James would morph his programme into different variations throughout the 1990s. Saturday Night Clive would become Sunday Night Clive and simply The Clive James Show, but it was always a successful move. James was capable of bringing in the extremes of the showbiz world for the chat show element of his programme, snaring the likes of Zsa Zsa Gabor, Tom Hanks and Tony Curtis, but it wasn’t a fluffy ‘here’s my new book’ kind of show. The critique of the weird and wonderful remained, never summed up better than by the introduction of one Margarita Pracatan, a Cuban-American cabaret singer whose appearance generated a cult following, so much so that she became the closing routine for the show. Stood behind her electric keyboard, covered in glittering costumes and feather boa, she would drop letters, and sometimes words, as her Hispanic accent would cover well known hits. James would say she was, ‘taking some of the world’s most recognisable songs and making them seem unfamiliar, new and strange.’ Pracatan’s spirit was infectious – ‘she is us, without the fear of failure,’ said James.
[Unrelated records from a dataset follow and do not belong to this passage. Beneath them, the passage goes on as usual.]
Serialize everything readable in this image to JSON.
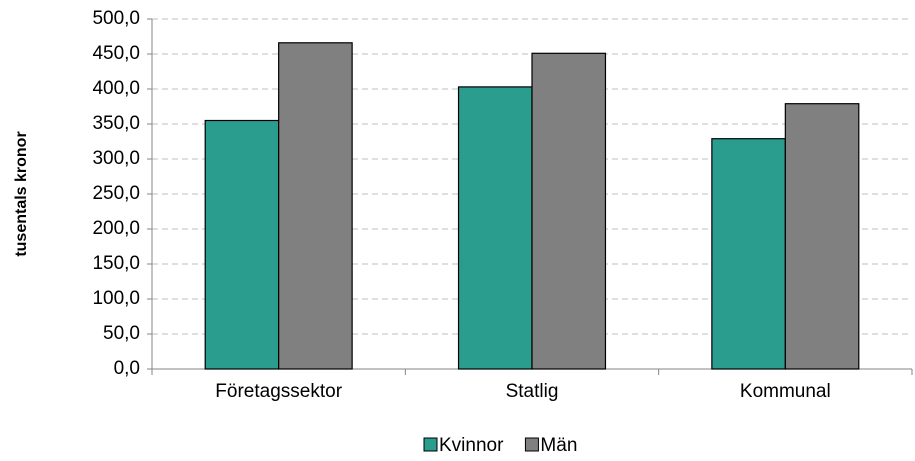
{
  "chart_data": {
    "type": "bar",
    "y_label": "tusentals kronor",
    "categories": [
      "Företagssektor",
      "Statlig",
      "Kommunal"
    ],
    "series": [
      {
        "name": "Kvinnor",
        "color": "#2a9d8f",
        "values": [
          355,
          403,
          329
        ]
      },
      {
        "name": "Män",
        "color": "#808080",
        "values": [
          466,
          451,
          379
        ]
      }
    ],
    "ylim": [
      0,
      500
    ],
    "yticks": [
      {
        "value": 0,
        "label": "0,0"
      },
      {
        "value": 50,
        "label": "50,0"
      },
      {
        "value": 100,
        "label": "100,0"
      },
      {
        "value": 150,
        "label": "150,0"
      },
      {
        "value": 200,
        "label": "200,0"
      },
      {
        "value": 250,
        "label": "250,0"
      },
      {
        "value": 300,
        "label": "300,0"
      },
      {
        "value": 350,
        "label": "350,0"
      },
      {
        "value": 400,
        "label": "400,0"
      },
      {
        "value": 450,
        "label": "450,0"
      },
      {
        "value": 500,
        "label": "500,0"
      }
    ],
    "grid": true,
    "legend": "bottom"
  }
}
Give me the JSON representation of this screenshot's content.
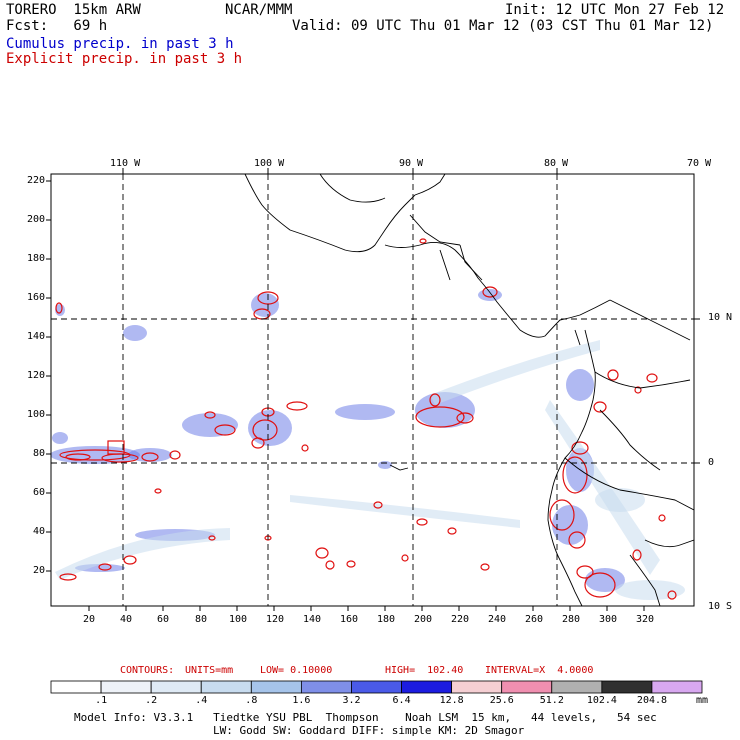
{
  "header": {
    "model": "TORERO  15km ARW",
    "org": "NCAR/MMM",
    "init": "Init: 12 UTC Mon 27 Feb 12",
    "fcst": "Fcst:   69 h",
    "valid": "Valid: 09 UTC Thu 01 Mar 12 (03 CST Thu 01 Mar 12)",
    "legend_cumulus": "Cumulus precip. in past 3 h",
    "legend_explicit": "Explicit precip. in past 3 h"
  },
  "map": {
    "lon_labels": [
      "110 W",
      "100 W",
      "90 W",
      "80 W",
      "70 W"
    ],
    "lat_labels": [
      "10 N",
      "0",
      "10 S"
    ],
    "y_ticks": [
      "220",
      "200",
      "180",
      "160",
      "140",
      "120",
      "100",
      "80",
      "60",
      "40",
      "20"
    ],
    "x_ticks": [
      "20",
      "40",
      "60",
      "80",
      "100",
      "120",
      "140",
      "160",
      "180",
      "200",
      "220",
      "240",
      "260",
      "280",
      "300",
      "320"
    ]
  },
  "contours": {
    "prefix": "CONTOURS:",
    "units": "UNITS=mm",
    "low": "LOW= 0.10000",
    "high": "HIGH=  102.40",
    "interval": "INTERVAL=X  4.0000"
  },
  "colorbar": {
    "labels": [
      ".1",
      ".2",
      ".4",
      ".8",
      "1.6",
      "3.2",
      "6.4",
      "12.8",
      "25.6",
      "51.2",
      "102.4",
      "204.8"
    ],
    "unit": "mm",
    "colors": [
      "#ffffff",
      "#eef2f8",
      "#dfeaf5",
      "#c8dcef",
      "#a6c4ea",
      "#7f8fe8",
      "#4a5ae8",
      "#1c1ce0",
      "#f5cfd3",
      "#f08fb0",
      "#b0b0b0",
      "#303030",
      "#d8a8f0"
    ]
  },
  "footer": {
    "line1": "Model Info: V3.3.1   Tiedtke YSU PBL  Thompson    Noah LSM  15 km,   44 levels,   54 sec",
    "line2": "LW: Godd SW: Goddard DIFF: simple KM: 2D Smagor"
  }
}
After the turn of the millennium, Clive James largely disappeared from screens. As much as he had a mastery of the medium, poems and writing were the hunger that drove him and that’s where he returned, eventually publishing over 40 books, including five memoir volumes. His recollections read very much as his television travel documentaries – absurdly intelligent, but lovably bursting his own balloons of pomposity before anybody else gets the chance. It’s why he remained in demand as a writer for newspaper columns up until his death in 2019.
Australia had a slightly different relationship with James. The population there knew him as a writer more than a television star and so the celebrity status that irked him in the UK, with all the accompanying autograph-hunting and wise-cracking comments in the street, didn’t follow him home. He rather enjoyed that escapism when he returned home, but whether writing about what he watched or hosting his own programme, British fans held him in the highest esteem for his influence on television.
Clive James was given a death sentence many times in later life, starting in 2010, but he continued to work as he defied the odds for nine years to survive. For those later years he wrote incessantly, displaying a wisdom and maturity he says he wished he had gained at a younger age. But his self-effacing humour and belief that his career and life had been blessed with great luck never left him. He said in a 2016 interview, ‘I do like to hear people laugh and occasionally be the cause of that…that was the best part of my career.’ British viewers of the right age will be forever grateful for being the ones to grant him that pleasure.